Arnd Bergmann March 23, 2022, 4:41 p.m. UTC | #21
On Wed, Mar 23, 2022 at 5:18 PM Mark Brown <broonie@kernel.org> wrote:
>
> On Wed, Mar 23, 2022 at 04:53:13PM +0100, Arnd Bergmann wrote:
> > On Wed, Mar 23, 2022 at 3:23 PM Guenter Roeck <linux@roeck-us.net> wrote:
>
> > > I don't think it is entirely academic. versatile-pb fails for me;
> > > if it doesn't fail at KernelCI, I'd like to understand why - not to
> > > fix it in my test environment, but to make sure that I _don't_ fix it.
> > > After all, it _is_ a regression. Even if that regression is triggered
> > > by bad (for a given definition of "bad") userspace code, it is still
> > > a regression.
>
> > Maybe kernelci has a virtio-rng device assigned to the machine
> > and you don't? That would clearly avoid the issue here.
>
> No, nothing I can see in the boot log:
>
> https://storage.kernelci.org/next/master/next-20220323/arm/versatile_defconfig/gcc-10/lab-baylibre/baseline-qemu_arm-versatilepb.html
>
> and I'd be surprised if virtio devices made it through with a specific
> platform emulation.

In general they do: virtio devices appear as regular PCI devices
and get probed from there, as long as the drivers are available.

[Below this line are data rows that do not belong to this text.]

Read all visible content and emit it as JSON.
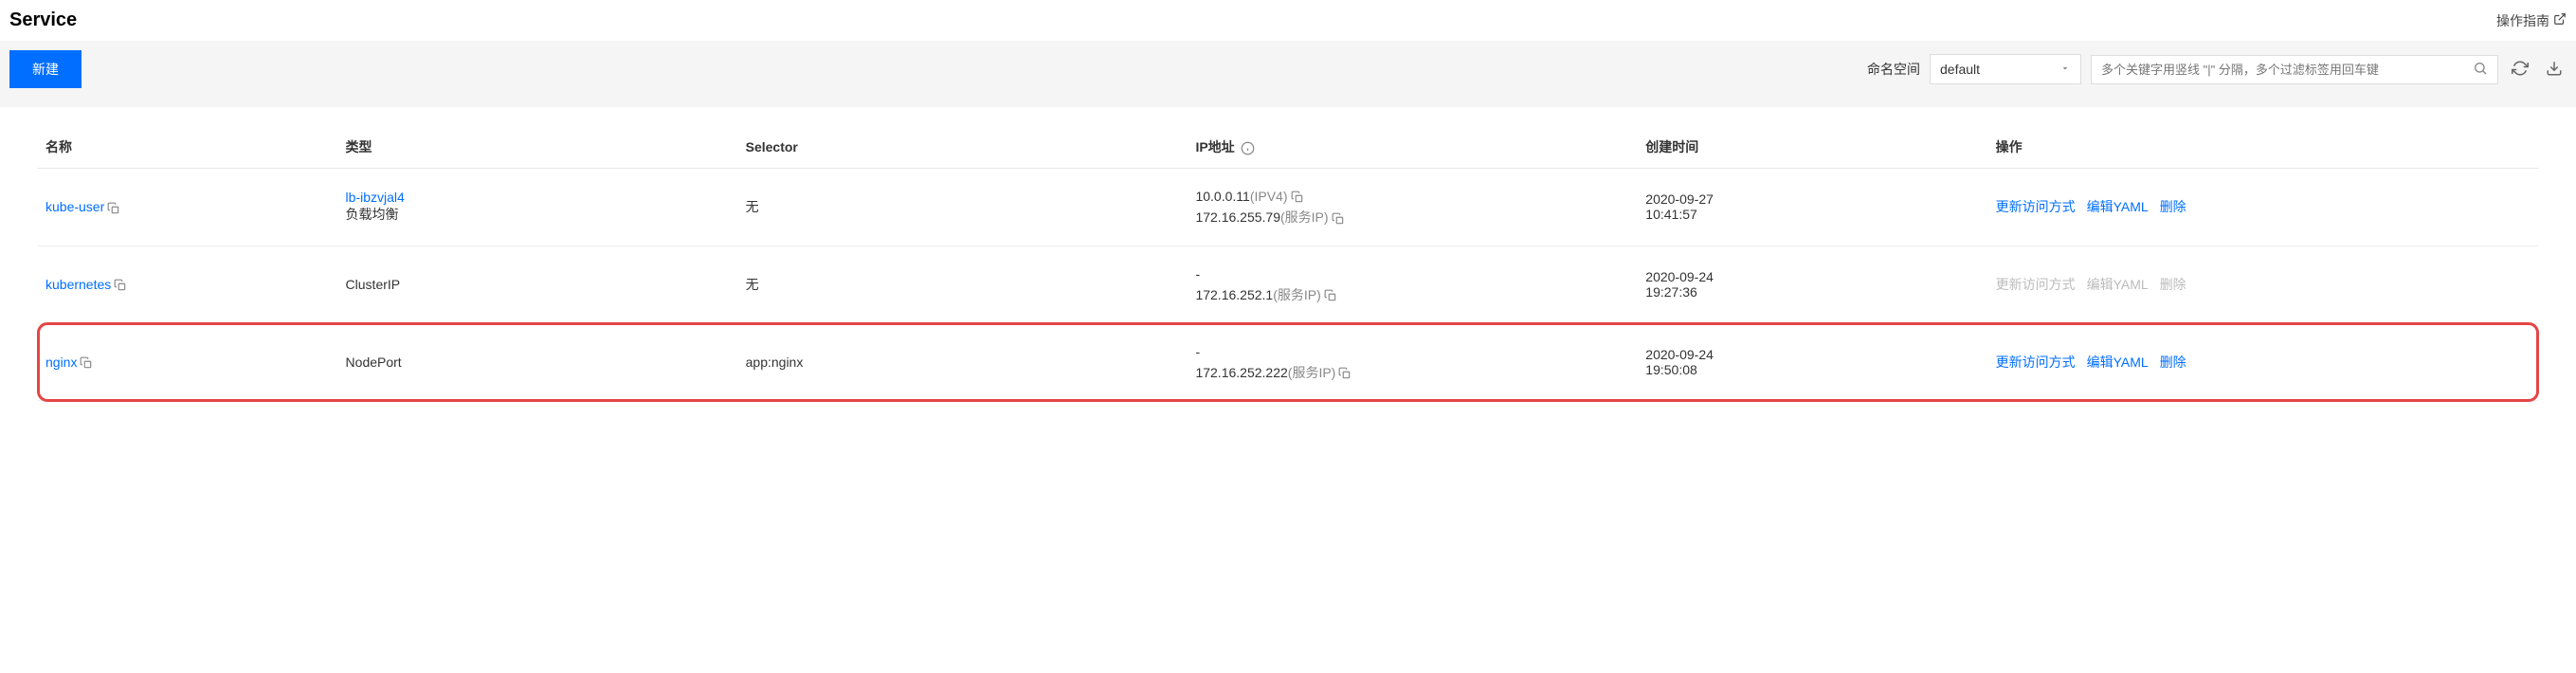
{
  "header": {
    "title": "Service",
    "guide_label": "操作指南"
  },
  "toolbar": {
    "create_label": "新建",
    "namespace_label": "命名空间",
    "namespace_value": "default",
    "search_placeholder": "多个关键字用竖线 \"|\" 分隔，多个过滤标签用回车键"
  },
  "table": {
    "headers": {
      "name": "名称",
      "type": "类型",
      "selector": "Selector",
      "ip": "IP地址",
      "created": "创建时间",
      "actions": "操作"
    },
    "action_labels": {
      "update_access": "更新访问方式",
      "edit_yaml": "编辑YAML",
      "delete": "删除"
    },
    "rows": [
      {
        "name": "kube-user",
        "type_link": "lb-ibzvjal4",
        "type_text": "负载均衡",
        "selector": "无",
        "ip1": "10.0.0.11",
        "ip1_suffix": "(IPV4)",
        "ip2": "172.16.255.79",
        "ip2_suffix": "(服务IP)",
        "created_date": "2020-09-27",
        "created_time": "10:41:57",
        "actions_enabled": true,
        "highlight": false
      },
      {
        "name": "kubernetes",
        "type_link": "",
        "type_text": "ClusterIP",
        "selector": "无",
        "ip1": "-",
        "ip1_suffix": "",
        "ip2": "172.16.252.1",
        "ip2_suffix": "(服务IP)",
        "created_date": "2020-09-24",
        "created_time": "19:27:36",
        "actions_enabled": false,
        "highlight": false
      },
      {
        "name": "nginx",
        "type_link": "",
        "type_text": "NodePort",
        "selector": "app:nginx",
        "ip1": "-",
        "ip1_suffix": "",
        "ip2": "172.16.252.222",
        "ip2_suffix": "(服务IP)",
        "created_date": "2020-09-24",
        "created_time": "19:50:08",
        "actions_enabled": true,
        "highlight": true
      }
    ]
  }
}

It looks like the PCI driver does not get initialized here though,
presumably because it's not enabled in versatile_defconfig.
It used to also not be enabled in multi_v5_defconfig, but I have
merged a patch from Anders that enables it in 5.18 for the
multi_v5_defconfig.

> However it looks like for that test the init
> scripts didn't do anything with the random seed (possibly due to running
> from ramdisk?) so we'd not have hit the condition.

Right.

     Arnd
Mark Brown March 23, 2022, 4:47 p.m. UTC | #22
On Wed, Mar 23, 2022 at 05:41:01PM +0100, Arnd Bergmann wrote:
> On Wed, Mar 23, 2022 at 5:18 PM Mark Brown <broonie@kernel.org> wrote:

> > and I'd be surprised if virtio devices made it through with a specific
> > platform emulation.

> In general they do: virtio devices appear as regular PCI devices
> and get probed from there, as long as the drivers are available.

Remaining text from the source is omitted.